Pablo VI vivió lo que escribía en el n. 27 de Ecclesiam suam, que sigue siendo tema central de para la vida de todo creyente: “La Iglesia debe ir hacia el diálogo con el mundo en que le toca vivir. La Iglesia se hace palabra; la Iglesia se hace mensaje; la Iglesia se hace coloquio”. Ante todo, la religión es diálogo entre Dios y el hombre. Pero “el diálogo de la salvación fue abierto espontáneamente por iniciativa divina”. Y corresponde a los fieles continuar ese coloquio, modo de ejercitar la misión apostólica, “arte de comunicación espiritual”, con características que describe sintéticamente: claridad, mansedumbre, confianza, prudencia.

He escrito estas líneas el día del cumpleaños del hoy beato Álvaro del Portillo.
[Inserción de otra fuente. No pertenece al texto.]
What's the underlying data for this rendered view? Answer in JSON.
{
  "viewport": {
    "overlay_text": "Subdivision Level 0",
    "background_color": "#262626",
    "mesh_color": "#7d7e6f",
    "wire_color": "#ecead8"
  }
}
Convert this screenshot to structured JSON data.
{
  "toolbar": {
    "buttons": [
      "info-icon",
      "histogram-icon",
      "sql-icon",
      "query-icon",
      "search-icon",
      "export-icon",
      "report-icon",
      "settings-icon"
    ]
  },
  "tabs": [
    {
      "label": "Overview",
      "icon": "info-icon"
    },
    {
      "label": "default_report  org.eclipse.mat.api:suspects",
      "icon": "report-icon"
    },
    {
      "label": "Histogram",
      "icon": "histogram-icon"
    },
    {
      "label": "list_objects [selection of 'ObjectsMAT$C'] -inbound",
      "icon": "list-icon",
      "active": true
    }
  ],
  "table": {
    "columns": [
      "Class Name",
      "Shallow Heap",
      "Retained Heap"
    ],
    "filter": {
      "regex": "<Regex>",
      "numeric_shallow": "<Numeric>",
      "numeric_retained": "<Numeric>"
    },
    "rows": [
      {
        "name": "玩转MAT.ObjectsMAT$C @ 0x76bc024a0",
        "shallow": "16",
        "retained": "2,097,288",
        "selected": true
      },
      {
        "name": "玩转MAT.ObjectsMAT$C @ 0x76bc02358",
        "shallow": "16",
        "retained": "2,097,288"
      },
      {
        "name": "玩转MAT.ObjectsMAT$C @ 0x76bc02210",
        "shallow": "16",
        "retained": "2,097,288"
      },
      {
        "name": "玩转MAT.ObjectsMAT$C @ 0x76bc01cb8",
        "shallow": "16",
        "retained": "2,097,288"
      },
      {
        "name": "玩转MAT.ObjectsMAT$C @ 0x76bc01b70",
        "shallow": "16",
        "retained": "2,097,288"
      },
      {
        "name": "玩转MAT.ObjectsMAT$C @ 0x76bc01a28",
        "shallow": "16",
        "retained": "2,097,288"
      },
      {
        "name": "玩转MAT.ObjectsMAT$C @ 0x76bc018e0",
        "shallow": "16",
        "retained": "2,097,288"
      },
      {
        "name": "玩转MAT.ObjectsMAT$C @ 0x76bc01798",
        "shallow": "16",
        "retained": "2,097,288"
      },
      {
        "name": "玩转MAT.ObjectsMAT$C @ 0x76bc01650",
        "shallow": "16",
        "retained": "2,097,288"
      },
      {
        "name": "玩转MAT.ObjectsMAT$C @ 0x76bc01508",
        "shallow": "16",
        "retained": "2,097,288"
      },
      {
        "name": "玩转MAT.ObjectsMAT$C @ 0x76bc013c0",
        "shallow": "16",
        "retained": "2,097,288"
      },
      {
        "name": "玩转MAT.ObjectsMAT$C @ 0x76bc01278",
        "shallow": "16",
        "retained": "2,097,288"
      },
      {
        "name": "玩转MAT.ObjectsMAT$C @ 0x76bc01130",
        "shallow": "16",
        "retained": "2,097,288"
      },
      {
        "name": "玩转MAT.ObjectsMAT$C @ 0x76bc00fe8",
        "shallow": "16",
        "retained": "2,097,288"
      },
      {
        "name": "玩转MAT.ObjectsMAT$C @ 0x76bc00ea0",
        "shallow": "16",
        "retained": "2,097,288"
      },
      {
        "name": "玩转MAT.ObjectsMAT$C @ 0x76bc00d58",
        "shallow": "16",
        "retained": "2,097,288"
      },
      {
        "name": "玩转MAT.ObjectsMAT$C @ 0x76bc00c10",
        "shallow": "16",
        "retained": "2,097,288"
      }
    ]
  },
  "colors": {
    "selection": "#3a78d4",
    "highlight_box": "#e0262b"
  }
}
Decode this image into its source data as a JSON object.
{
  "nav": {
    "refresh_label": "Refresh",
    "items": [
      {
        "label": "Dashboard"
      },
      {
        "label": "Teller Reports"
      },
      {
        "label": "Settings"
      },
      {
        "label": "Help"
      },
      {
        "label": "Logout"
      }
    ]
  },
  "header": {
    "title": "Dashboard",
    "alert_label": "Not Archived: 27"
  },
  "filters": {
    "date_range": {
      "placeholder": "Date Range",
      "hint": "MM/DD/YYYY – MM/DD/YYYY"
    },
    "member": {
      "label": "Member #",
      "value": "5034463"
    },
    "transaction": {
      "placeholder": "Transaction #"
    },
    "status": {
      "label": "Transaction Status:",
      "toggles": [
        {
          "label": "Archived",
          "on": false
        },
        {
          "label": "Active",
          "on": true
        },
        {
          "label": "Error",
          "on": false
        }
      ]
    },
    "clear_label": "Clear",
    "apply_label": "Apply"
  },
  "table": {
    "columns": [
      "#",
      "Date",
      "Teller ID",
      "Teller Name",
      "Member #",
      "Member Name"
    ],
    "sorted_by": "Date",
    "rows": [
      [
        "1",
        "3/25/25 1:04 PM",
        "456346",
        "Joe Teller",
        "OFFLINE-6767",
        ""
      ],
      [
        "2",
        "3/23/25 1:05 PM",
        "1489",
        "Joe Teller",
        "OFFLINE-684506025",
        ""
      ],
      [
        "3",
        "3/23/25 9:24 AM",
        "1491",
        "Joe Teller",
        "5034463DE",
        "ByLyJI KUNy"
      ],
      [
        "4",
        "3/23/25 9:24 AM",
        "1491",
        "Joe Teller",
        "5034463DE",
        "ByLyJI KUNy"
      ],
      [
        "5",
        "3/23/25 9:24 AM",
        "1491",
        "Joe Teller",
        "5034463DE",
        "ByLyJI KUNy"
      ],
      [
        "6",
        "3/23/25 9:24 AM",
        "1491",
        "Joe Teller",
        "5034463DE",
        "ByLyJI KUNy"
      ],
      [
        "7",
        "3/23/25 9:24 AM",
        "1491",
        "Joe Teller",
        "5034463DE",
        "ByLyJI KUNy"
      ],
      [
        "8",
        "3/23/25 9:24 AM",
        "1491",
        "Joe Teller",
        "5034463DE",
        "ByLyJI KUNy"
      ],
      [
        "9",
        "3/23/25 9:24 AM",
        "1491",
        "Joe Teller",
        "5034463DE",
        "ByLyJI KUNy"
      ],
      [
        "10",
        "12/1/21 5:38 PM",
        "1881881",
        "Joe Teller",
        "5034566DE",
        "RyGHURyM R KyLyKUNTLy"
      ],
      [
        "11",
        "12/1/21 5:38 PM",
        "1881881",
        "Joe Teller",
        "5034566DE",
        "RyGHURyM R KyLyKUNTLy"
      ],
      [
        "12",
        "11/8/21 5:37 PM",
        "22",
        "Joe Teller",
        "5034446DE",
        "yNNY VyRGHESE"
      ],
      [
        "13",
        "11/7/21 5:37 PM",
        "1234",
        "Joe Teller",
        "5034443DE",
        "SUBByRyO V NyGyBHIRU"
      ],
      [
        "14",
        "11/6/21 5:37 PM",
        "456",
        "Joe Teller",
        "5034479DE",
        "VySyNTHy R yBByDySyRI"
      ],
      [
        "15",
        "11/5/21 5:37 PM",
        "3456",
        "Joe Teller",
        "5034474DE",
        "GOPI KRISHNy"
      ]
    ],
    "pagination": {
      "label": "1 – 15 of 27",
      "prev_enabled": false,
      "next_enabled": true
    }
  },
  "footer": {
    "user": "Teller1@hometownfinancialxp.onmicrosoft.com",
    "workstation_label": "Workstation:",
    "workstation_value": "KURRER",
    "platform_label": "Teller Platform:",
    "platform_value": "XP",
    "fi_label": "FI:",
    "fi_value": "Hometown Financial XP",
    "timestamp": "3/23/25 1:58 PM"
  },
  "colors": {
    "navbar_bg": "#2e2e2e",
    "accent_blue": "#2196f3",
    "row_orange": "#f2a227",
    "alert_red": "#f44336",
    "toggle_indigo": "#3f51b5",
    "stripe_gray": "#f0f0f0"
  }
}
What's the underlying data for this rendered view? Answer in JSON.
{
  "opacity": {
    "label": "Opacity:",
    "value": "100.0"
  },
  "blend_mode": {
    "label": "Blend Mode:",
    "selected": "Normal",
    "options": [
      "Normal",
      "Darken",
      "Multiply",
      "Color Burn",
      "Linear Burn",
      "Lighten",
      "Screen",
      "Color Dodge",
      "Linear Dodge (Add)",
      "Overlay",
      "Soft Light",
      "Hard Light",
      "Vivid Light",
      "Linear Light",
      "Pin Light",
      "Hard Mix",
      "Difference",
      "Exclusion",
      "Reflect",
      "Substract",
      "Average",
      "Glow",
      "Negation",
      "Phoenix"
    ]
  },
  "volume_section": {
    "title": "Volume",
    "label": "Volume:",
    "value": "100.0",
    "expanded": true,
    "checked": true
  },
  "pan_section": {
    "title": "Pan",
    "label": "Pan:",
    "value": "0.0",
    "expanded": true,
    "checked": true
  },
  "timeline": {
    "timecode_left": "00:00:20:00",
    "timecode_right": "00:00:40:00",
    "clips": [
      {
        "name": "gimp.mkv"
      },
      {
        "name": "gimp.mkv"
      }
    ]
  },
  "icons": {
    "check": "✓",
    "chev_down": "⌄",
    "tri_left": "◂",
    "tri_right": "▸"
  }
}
Me enseñó a apreciar a Pablo VI, especialmente al ver de cerca cómo le quería, cuando le llegó la dolorosa noticia de su muerte, avanzada la tarde del domingo 6 de agosto de 1978, en un rincón de Asturias en que pasaba días de oración, trabajo y descanso. Lo relaté con cierto detalle en mi libro de recuerdos publicado después del fallecimiento del primer prelado del Opus Dei.

Y he escrito con un propósito: animar a la lectura de aquella primera encíclica de Pablo VI. Por dos razones: la primera, por el valor biográfico que suele tener el arranque de un pontificado; la segunda, para tener perspectivas de fondo en un momento histórico en que atisbo demasiados conflictos doctrinales –no precisamente dialogantes-, cuando van a cumplirse los cincuenta años de otro gran documento de Pablo VI, la encíclica Humanae Vitae, del 25 de julio de 1968.